Notice that’s the price per barrel of crude oil- not a gallon of actual gasoline that can run an engine.  Because gasoline is a heavily-refined product, only a fraction of the pump price is crude stock.  Difficult extraction mainly benefits airlines, as jet fuel is a simpler refinery task.  Depending on the stock, ships and old homes may benefit, as bunker oil and home heating oil are also easy to refine from crude.  Oh, and the oil companies will certainly benefit, since they will traffic in higher volumes but at nearly the same price.

All told, I see the pump price of gasoline falling by nickels and dimes due to such measures.  The cost of crude does not affect our constrained pipeline infrastructure, nor our tightly-constrained refining industry, nor distribution (more constrained pipelines) and retail (decreasing competition among filling stations.)  Numbers, then?  Take that literally: two nickels and two dimes equals thirty cents.  The price of gasoline will not fall to 1971 levels, nor 1981 levels, nor 1990.  That was when a barrel of crude was below $30, and often a lot below.

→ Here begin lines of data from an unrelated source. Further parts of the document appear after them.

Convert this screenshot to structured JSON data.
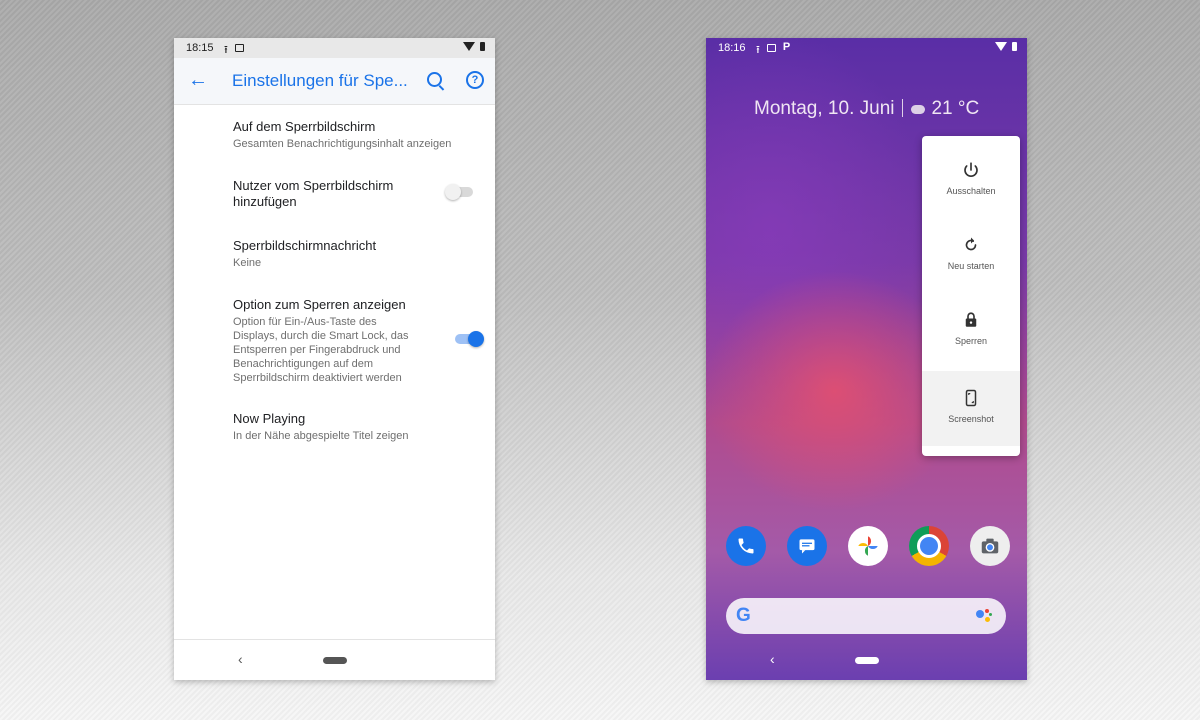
{
  "left_phone": {
    "status": {
      "time": "18:15"
    },
    "app_bar": {
      "title": "Einstellungen für Spe..."
    },
    "settings": [
      {
        "title": "Auf dem Sperrbildschirm",
        "subtitle": "Gesamten Benachrichtigungsinhalt anzeigen"
      },
      {
        "title": "Nutzer vom Sperrbildschirm hinzufügen",
        "toggle": "off"
      },
      {
        "title": "Sperrbildschirmnachricht",
        "subtitle": "Keine"
      },
      {
        "title": "Option zum Sperren anzeigen",
        "subtitle": "Option für Ein-/Aus-Taste des Displays, durch die Smart Lock, das Entsperren per Fingerabdruck und Benachrichtigungen auf dem Sperrbildschirm deaktiviert werden",
        "toggle": "on"
      },
      {
        "title": "Now Playing",
        "subtitle": "In der Nähe abgespielte Titel zeigen"
      }
    ],
    "accent_color": "#1a73e8"
  },
  "right_phone": {
    "status": {
      "time": "18:16"
    },
    "date": "Montag, 10. Juni",
    "temperature": "21 °C",
    "power_menu": [
      {
        "icon": "power-icon",
        "label": "Ausschalten"
      },
      {
        "icon": "restart-icon",
        "label": "Neu starten"
      },
      {
        "icon": "lock-icon",
        "label": "Sperren"
      },
      {
        "icon": "screenshot-icon",
        "label": "Screenshot"
      }
    ],
    "dock_apps": [
      "phone-app-icon",
      "messages-app-icon",
      "photos-app-icon",
      "chrome-app-icon",
      "camera-app-icon"
    ],
    "search_logo": "G"
  }
}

Meanwhile, efficient vehicles don’t gain a few percent- they can improve fuel economy by a few times.  Plain ol’ hybrids increased MPG by nearly twice, with strong hybridization (“stealth mode”).  Plug-in hybrids gain effective MPG over that: both Volt and Prius Plug-In owners with suitable driving cycles report final MPGs approaching double the non-plug-ins.  Pure-electrics report “equivalent MPGs“, for what that’s worth, of around a hundred and sometimes more.  While direct injection has benefitted conventional piston engines, there’s nothing keeping direct injection out of hybrid vehicles.  In fact, strong hybrids allow three- and two-cylinder piston engines, which are easier to direct-inject.

We are at the cusp of disruption: not a few more MPG, but a whole new way to look at gas pumps.  More of the old thinking will get you just that: old thoughts.  And this isn’t even including the rise in denser neighborhoods, and decreasing auto dependency.